Bioinks for 3D Printing

Biotinten

Additive manufacturing (3D printing) technologies are finding increasing utility in medical and life sciences, particularly in tissue engineering, enabling novel methods to produce three-dimensional scaffolds as promising alternatives to 2D cell culture systems. In contrast to conventional materials used in 3D printing (thermoplastics), cell-containing bioinks have to meet special mechanical and biological requirements, which include a matrix stiffness matching to the target tissue, high porosity for homogeneous cell growth and sufficiently high diffusion capacity to ensure nutrient supply. A major challenge, therefore, in biomaterial design is to find a compromise between good printing properties and biomedical demands.

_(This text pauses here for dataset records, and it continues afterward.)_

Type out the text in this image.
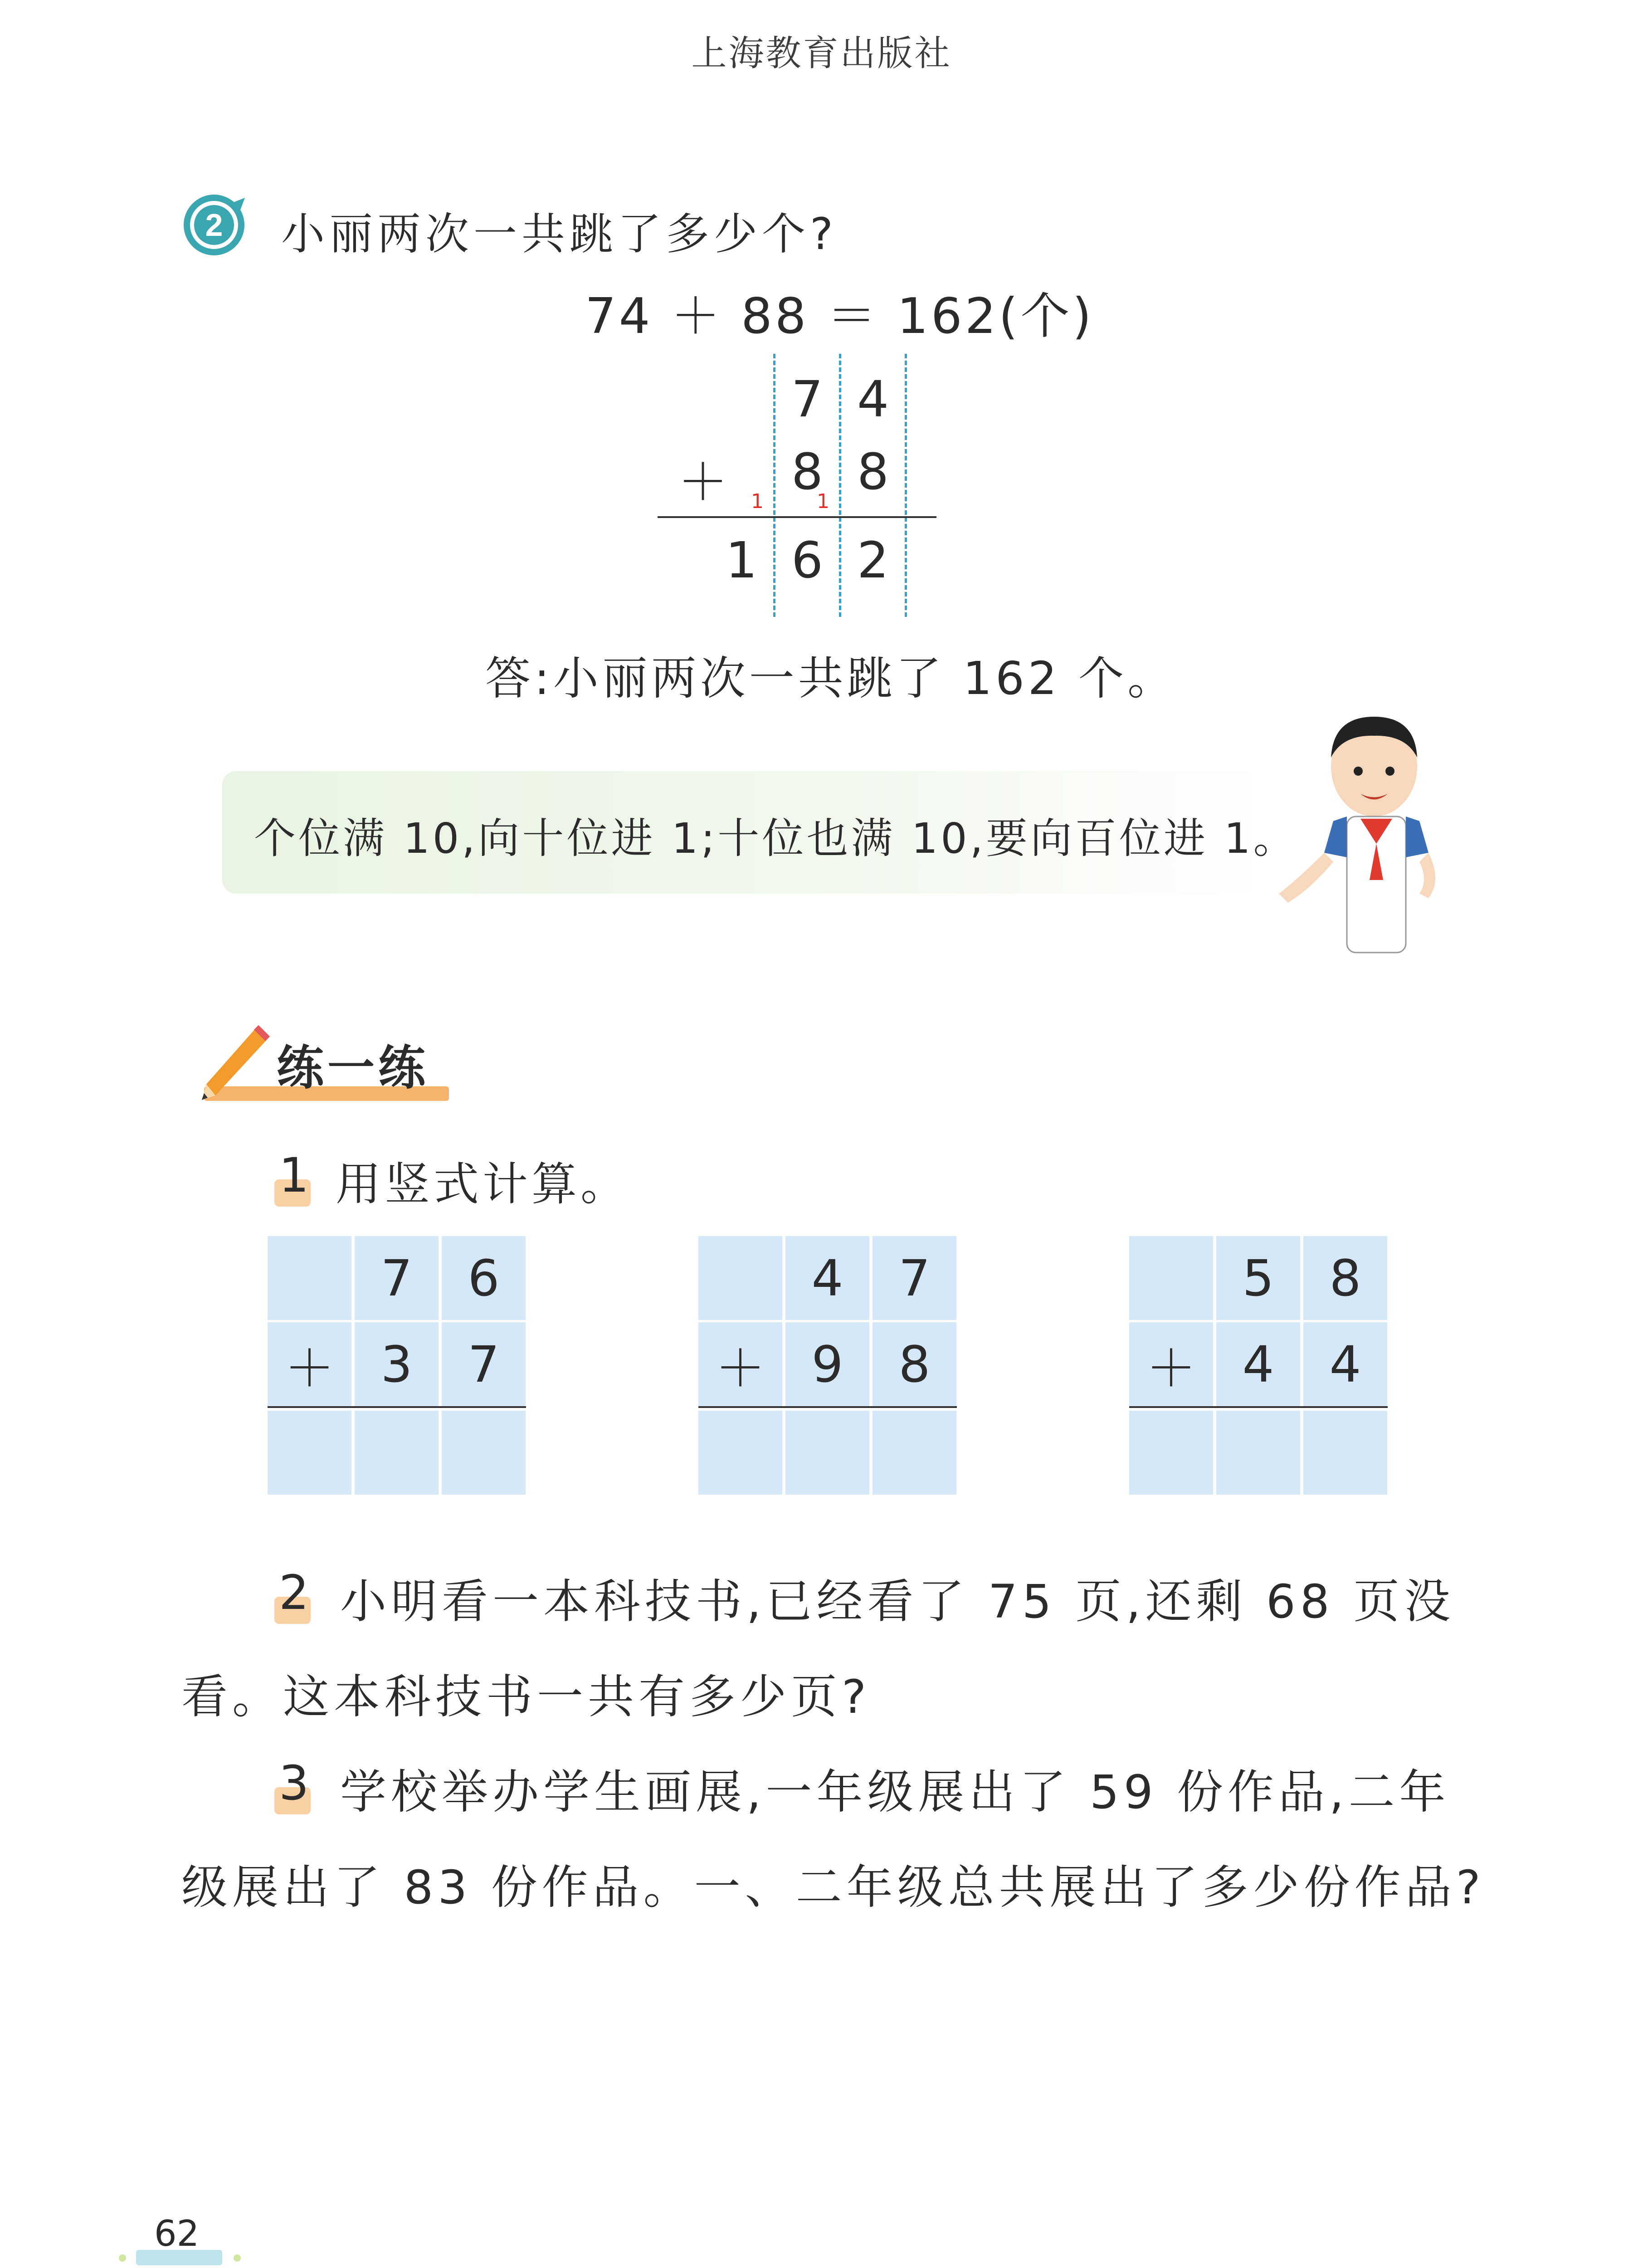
上海教育出版社
2 小丽两次一共跳了多少个?
74 ＋ 88 ＝ 162(个)
7 4
＋ 8 8
1	1
1 6 2
答:小丽两次一共跳了 162 个。
个位满 10,向十位进 1;十位也满 10,要向百位进 1。
练一练
1 用竖式计算。
7	6
＋ 3	7
4	7
＋ 9	8
5	8
＋ 4	4
2 小明看一本科技书,已经看了 75 页,还剩 68 页没
看。这本科技书一共有多少页?
3 学校举办学生画展,一年级展出了 59 份作品,二年
级展出了 83 份作品。一、二年级总共展出了多少份作品?
62
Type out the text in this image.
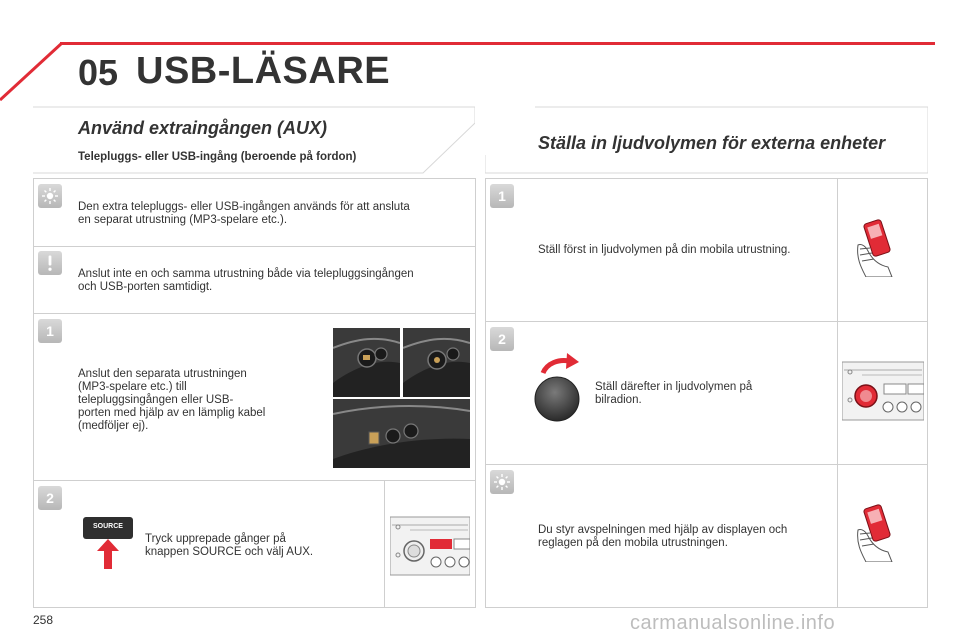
05 USB-LÄSARE
Använd extraingången (AUX)
Telepluggs- eller USB-ingång (beroende på fordon)
Ställa in ljudvolymen för externa enheter
Den extra telepluggs- eller USB-ingången används för att ansluta
en separat utrustning (MP3-spelare etc.).
Anslut inte en och samma utrustning både via telepluggsingången
och USB-porten samtidigt.
1
Anslut den separata utrustningen
(MP3-spelare etc.) till
telepluggsingången eller USB-
porten med hjälp av en lämplig kabel
(medföljer ej).
2
SOURCE
Tryck upprepade gånger på
knappen SOURCE och välj AUX.
1
Ställ först in ljudvolymen på din mobila utrustning.
2
Ställ därefter in ljudvolymen på
bilradion.
Du styr avspelningen med hjälp av displayen och
reglagen på den mobila utrustningen.
258	carmanualsonline.info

Light-curable gelatin-based hydrogels (water-swellable polymer networks) have proven to be promising materials for 3D Bioprinting due to the spatiotemporal control of the hydrogel formation process and their excellent biocompatibility. As photoresponsiveness of hydrogels is generally not intrinsic, biopolymers must be converted into photopolymers by incorporating photoreactive groups for chemical crosslinking to render them suitable for light-based biofabrication processes. In a typical 3D Bioprinting workflow, cells are suspended in the liquid hydrogel precursor solution which is then structured via extrusion- or inkjet-based printing technology. While 3D Bioprinting techniques address macroscopic 3D structures for tissue reconstruction, in which cells are statistically distributed, Direct Laser Writing offers the possibility to generate customized, high resolution 3D microstructures to study single cell behavior.